Biography of John Adams

Lawyer (1758-1761)

"My Inclination was soon fixed upon the Law: But my judgment was not so easily determined."

John Adams, Autobiography

Adams began to study law under James Putnam. Adams continued to teach school during the day and study law at night. When it came time for Adams to present himself to the bar at Braintree, Putnam failed to accompany Adams. Fortunately, Jeremiah Gridley, another lawyer, recommended Adams. Adams was admitted to the bar in 1758. Gridley also gave Adams sage advice not to marry early. Adams followed this advice and threw himself into his law studies.

Later that year, John Adams met Hannah Quincy who was a year younger than John. They met on many a Sunday evening. Adams almost forgot Gridley's advice and was on the brink of a proposal when two of Adams' friends walked into the parlor. Soon Hannah tired of waiting on Adams and married another man in 1760.

When the citizens of Worcester learned that Adams was now a lawyer, they offered him a position as town register of deeds if would set up in town as a lawyer. Adams rejected their offer and returned to Braintree.

Adams' first case was between two neighbors that had been feuding for years. Adams' client had lost the first case. Adams' client had filed a sort of an appeal, called a writ. Adams lost that case on a technicality he - had forgotten to fill the name of the county on the writ! After the case, Adams realized that to become a successful lawyer, he needed to study local law instead of the law classics he was reading.

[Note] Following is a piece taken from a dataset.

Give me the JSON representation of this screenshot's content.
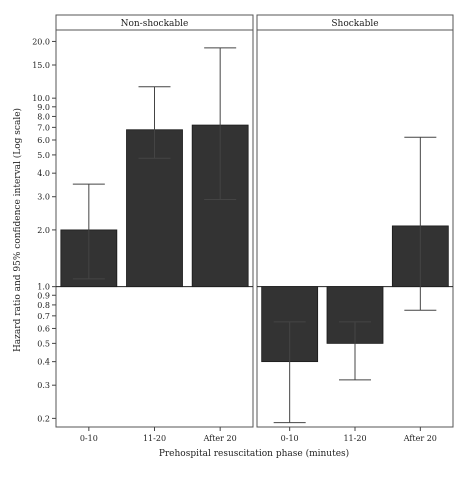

In 1764, Adams married Abigail Smith on October 25. At the time John was 28 and his bride was 19. Abigail became John's best friend and quite possibly his wisest political advisor. Though they were separated for long periods of time, Abigail kept John posted of the current events at home. Abigail was the first First Lady to live in the White House and is regarded as one of the early advocates of the women's liberation movement. Abigail and John had four children live to maturity. She was the only First Lady to have a son become President. Abigail died of typhoid fever on October 28, 1818, just after the Adams' fifty-fourth anniversary.